7.21.2012

Spent yesterday afternoon in bowels of local Friends of Library "Bookworm" used book trailer clearing shelves of decades-old compost to make way for (finally, at long last) fresh stock. Much of what we removed will be "recycled" at local junk store or landfill, but I was privileged as volunteer to skim the cream, though not as completely as I would have liked. Found a couple of volumes that will go for 50 or 100 dollars, but I may spend tomorrow rooting around in the stacked garbage-book boxes (awaiting Monday pickup) for more.

Today we continue - I have offered a free corner of my storage unit for the group to store the boxes of high-graded material soon to be donated to another FOL group 50 miles to the north, which is starting its own shop and needs good stuff to get off the ground.

I am so incurably mercenary I can't stand the thought of any possibly valuable volumes being lost, even though the idea of returning to my old bookseller daze makes me queasy.
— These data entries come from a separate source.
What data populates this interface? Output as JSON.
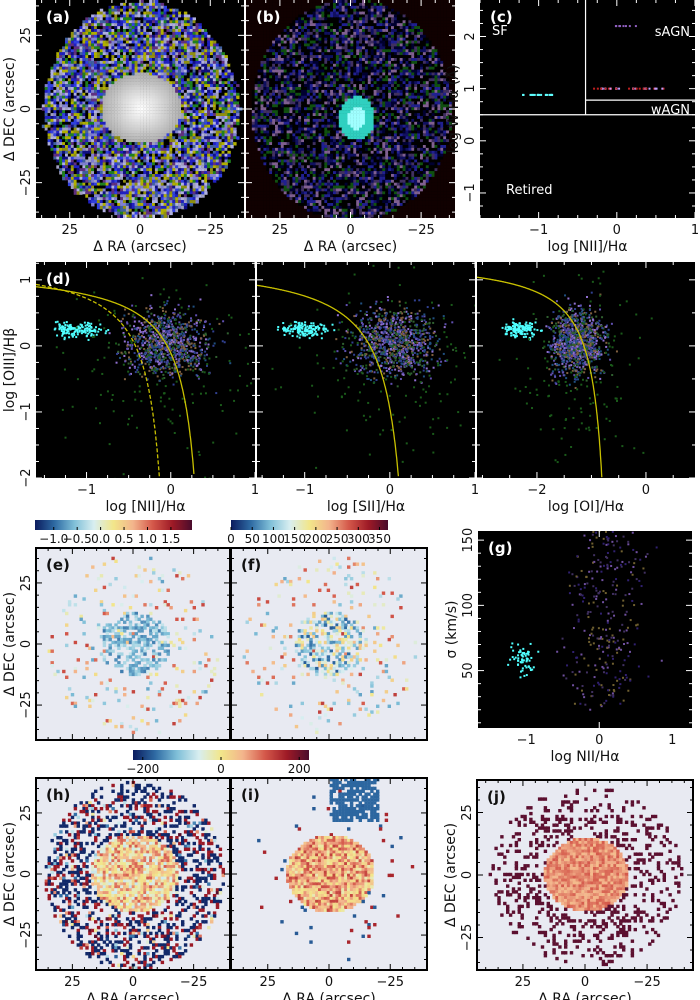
{
  "chart_data": [
    {
      "id": "a",
      "type": "heatmap",
      "panel_label": "(a)",
      "xlabel": "Δ RA (arcsec)",
      "ylabel": "Δ DEC (arcsec)",
      "xlim": [
        37,
        -37
      ],
      "ylim": [
        -37,
        37
      ],
      "xticks": [
        {
          "v": 25,
          "t": "25"
        },
        {
          "v": 0,
          "t": "0"
        },
        {
          "v": -25,
          "t": "−25"
        }
      ],
      "yticks": [
        {
          "v": -25,
          "t": "−25"
        },
        {
          "v": 0,
          "t": "0"
        },
        {
          "v": 25,
          "t": "25"
        }
      ],
      "background": "#000000",
      "tick_color": "#ffffff"
    },
    {
      "id": "b",
      "type": "heatmap",
      "panel_label": "(b)",
      "xlabel": "Δ RA (arcsec)",
      "ylabel": "",
      "xlim": [
        37,
        -37
      ],
      "ylim": [
        -37,
        37
      ],
      "xticks": [
        {
          "v": 25,
          "t": "25"
        },
        {
          "v": 0,
          "t": "0"
        },
        {
          "v": -25,
          "t": "−25"
        }
      ],
      "yticks": [],
      "background": "#000000",
      "tick_color": "#ffffff"
    },
    {
      "id": "c",
      "type": "scatter",
      "panel_label": "(c)",
      "xlabel": "log [NII]/Hα",
      "ylabel": "log W Hα (Å)",
      "xlim": [
        -1.75,
        1
      ],
      "ylim": [
        -1.48,
        2.7
      ],
      "xticks": [
        {
          "v": -1,
          "t": "−1"
        },
        {
          "v": 0,
          "t": "0"
        },
        {
          "v": 1,
          "t": "1"
        }
      ],
      "yticks": [
        {
          "v": -1,
          "t": "−1"
        },
        {
          "v": 0,
          "t": "0"
        },
        {
          "v": 1,
          "t": "1"
        },
        {
          "v": 2,
          "t": "2"
        }
      ],
      "region_labels": [
        "SF",
        "sAGN",
        "wAGN",
        "Retired"
      ],
      "dividers": {
        "vertical_x": -0.4,
        "horizontal_y": 0.5,
        "wagn_y": 0.78
      },
      "background": "#000000",
      "tick_color": "#ffffff"
    },
    {
      "id": "d1",
      "type": "scatter",
      "panel_label": "(d)",
      "xlabel": "log [NII]/Hα",
      "ylabel": "log [OIII]/Hβ",
      "xlim": [
        -1.6,
        1
      ],
      "ylim": [
        -2,
        1.27
      ],
      "xticks": [
        {
          "v": -1,
          "t": "−1"
        },
        {
          "v": 0,
          "t": "0"
        },
        {
          "v": 1,
          "t": "1"
        }
      ],
      "yticks": [
        {
          "v": -2,
          "t": "−2"
        },
        {
          "v": -1,
          "t": "−1"
        },
        {
          "v": 0,
          "t": "0"
        },
        {
          "v": 1,
          "t": "1"
        }
      ],
      "curves": [
        {
          "a": 0.61,
          "b": 0.05,
          "c": 1.3,
          "style": "dashed"
        },
        {
          "a": 0.61,
          "b": 0.47,
          "c": 1.19,
          "style": "solid"
        }
      ],
      "curve_color": "#c8c000",
      "background": "#000000",
      "tick_color": "#ffffff"
    },
    {
      "id": "d2",
      "type": "scatter",
      "panel_label": "",
      "xlabel": "log [SII]/Hα",
      "ylabel": "",
      "xlim": [
        -1.56,
        1
      ],
      "ylim": [
        -2,
        1.27
      ],
      "xticks": [
        {
          "v": -1,
          "t": "−1"
        },
        {
          "v": 0,
          "t": "0"
        },
        {
          "v": 1,
          "t": "1"
        }
      ],
      "yticks": [],
      "curves": [
        {
          "a": 0.72,
          "b": 0.32,
          "c": 1.3,
          "style": "solid"
        }
      ],
      "curve_color": "#c8c000",
      "background": "#000000",
      "tick_color": "#ffffff"
    },
    {
      "id": "d3",
      "type": "scatter",
      "panel_label": "",
      "xlabel": "log [OI]/Hα",
      "ylabel": "",
      "xlim": [
        -3.1,
        0.9
      ],
      "ylim": [
        -2,
        1.27
      ],
      "xticks": [
        {
          "v": -2,
          "t": "−2"
        },
        {
          "v": 0,
          "t": "0"
        }
      ],
      "yticks": [],
      "curves": [
        {
          "a": 0.73,
          "b": -0.59,
          "c": 1.33,
          "style": "solid"
        }
      ],
      "curve_color": "#c8c000",
      "background": "#000000",
      "tick_color": "#ffffff"
    },
    {
      "id": "e",
      "type": "heatmap",
      "panel_label": "(e)",
      "xlabel": "",
      "ylabel": "Δ DEC (arcsec)",
      "xlim": [
        40,
        -40
      ],
      "ylim": [
        -39.3,
        39.3
      ],
      "xticks": [],
      "yticks": [
        {
          "v": -25,
          "t": "−25"
        },
        {
          "v": 0,
          "t": "0"
        },
        {
          "v": 25,
          "t": "25"
        }
      ],
      "background": "#e8eaf2",
      "tick_color": "#000000",
      "colorbar": {
        "range": [
          -1.4,
          1.95
        ],
        "ticks": [
          {
            "v": -1,
            "t": "−1.0"
          },
          {
            "v": -0.5,
            "t": "−0.5"
          },
          {
            "v": 0,
            "t": "0.0"
          },
          {
            "v": 0.5,
            "t": "0.5"
          },
          {
            "v": 1,
            "t": "1.0"
          },
          {
            "v": 1.5,
            "t": "1.5"
          }
        ]
      }
    },
    {
      "id": "f",
      "type": "heatmap",
      "panel_label": "(f)",
      "xlabel": "",
      "ylabel": "",
      "xlim": [
        40,
        -40
      ],
      "ylim": [
        -39.3,
        39.3
      ],
      "xticks": [],
      "yticks": [],
      "background": "#e8eaf2",
      "tick_color": "#000000",
      "colorbar": {
        "range": [
          0,
          370
        ],
        "ticks": [
          {
            "v": 0,
            "t": "0"
          },
          {
            "v": 50,
            "t": "50"
          },
          {
            "v": 100,
            "t": "100"
          },
          {
            "v": 150,
            "t": "150"
          },
          {
            "v": 200,
            "t": "200"
          },
          {
            "v": 250,
            "t": "250"
          },
          {
            "v": 300,
            "t": "300"
          },
          {
            "v": 350,
            "t": "350"
          }
        ]
      }
    },
    {
      "id": "g",
      "type": "scatter",
      "panel_label": "(g)",
      "xlabel": "log NII/Hα",
      "ylabel": "σ (km/s)",
      "xlim": [
        -1.66,
        1.27
      ],
      "ylim": [
        6,
        157
      ],
      "xticks": [
        {
          "v": -1,
          "t": "−1"
        },
        {
          "v": 0,
          "t": "0"
        },
        {
          "v": 1,
          "t": "1"
        }
      ],
      "yticks": [
        {
          "v": 50,
          "t": "50"
        },
        {
          "v": 100,
          "t": "100"
        },
        {
          "v": 150,
          "t": "150"
        }
      ],
      "background": "#000000",
      "tick_color": "#ffffff"
    },
    {
      "id": "h",
      "type": "heatmap",
      "panel_label": "(h)",
      "xlabel": "Δ RA (arcsec)",
      "ylabel": "Δ DEC (arcsec)",
      "xlim": [
        40,
        -40
      ],
      "ylim": [
        -39.3,
        39.3
      ],
      "xticks": [
        {
          "v": 25,
          "t": "25"
        },
        {
          "v": 0,
          "t": "0"
        },
        {
          "v": -25,
          "t": "−25"
        }
      ],
      "yticks": [
        {
          "v": -25,
          "t": "−25"
        },
        {
          "v": 0,
          "t": "0"
        },
        {
          "v": 25,
          "t": "25"
        }
      ],
      "background": "#e8eaf2",
      "tick_color": "#000000",
      "colorbar": {
        "range": [
          -225,
          225
        ],
        "ticks": [
          {
            "v": -200,
            "t": "−200"
          },
          {
            "v": 0,
            "t": "0"
          },
          {
            "v": 200,
            "t": "200"
          }
        ]
      }
    },
    {
      "id": "i",
      "type": "heatmap",
      "panel_label": "(i)",
      "xlabel": "Δ RA (arcsec)",
      "ylabel": "",
      "xlim": [
        40,
        -40
      ],
      "ylim": [
        -39.3,
        39.3
      ],
      "xticks": [
        {
          "v": 25,
          "t": "25"
        },
        {
          "v": 0,
          "t": "0"
        },
        {
          "v": -25,
          "t": "−25"
        }
      ],
      "yticks": [],
      "background": "#e8eaf2",
      "tick_color": "#000000"
    },
    {
      "id": "j",
      "type": "heatmap",
      "panel_label": "(j)",
      "xlabel": "Δ RA (arcsec)",
      "ylabel": "Δ DEC (arcsec)",
      "xlim": [
        43.5,
        -43.5
      ],
      "ylim": [
        -38,
        38
      ],
      "xticks": [
        {
          "v": 25,
          "t": "25"
        },
        {
          "v": 0,
          "t": "0"
        },
        {
          "v": -25,
          "t": "−25"
        }
      ],
      "yticks": [
        {
          "v": -25,
          "t": "−25"
        },
        {
          "v": 0,
          "t": "0"
        },
        {
          "v": 25,
          "t": "25"
        }
      ],
      "background": "#e8eaf2",
      "tick_color": "#000000",
      "fill_color": "#5c1030"
    }
  ],
  "colormap": [
    "#0b1c5e",
    "#2e6aa3",
    "#7fbfd8",
    "#d8eef0",
    "#f2e68a",
    "#f3b48c",
    "#d4584a",
    "#9e1a26",
    "#4a0c2c"
  ]
}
It was something I did while my mind recovered from emotional breakdown mid-2000s, when I couldn't think well enough to do anything else. I enjoyed it. Eventually though my physical health broke down, too, and in 2010 I got rid of my entire 20,000-volume stock to make space in my hovel and to rest for a few years. I can't believe I'm into it again, but the profit potential when one is knowledgeable is seductive - especially if, like me, one is barely surviving on minimum-wage dole while attempting to create "art."

Flat dry heat and relentless hammer of UVs returns. The plants burn and curl no matter how moist the soil.

I dreamed last night of an old African woman who fed the famished inhabitants of the drought-stricken interior from the gardens around her hut beyond the mountains, in a green moist crescent up against the sea and sand.

Nights chock full o' dreams lately - New Moon.

1 comment:

  1. Anonymous8:10 PM

    You must blog your return to booksellerdom in detail. Weird how we come back to things that seemed spent, but then they come back to us with a rush and we just go forth to meet them.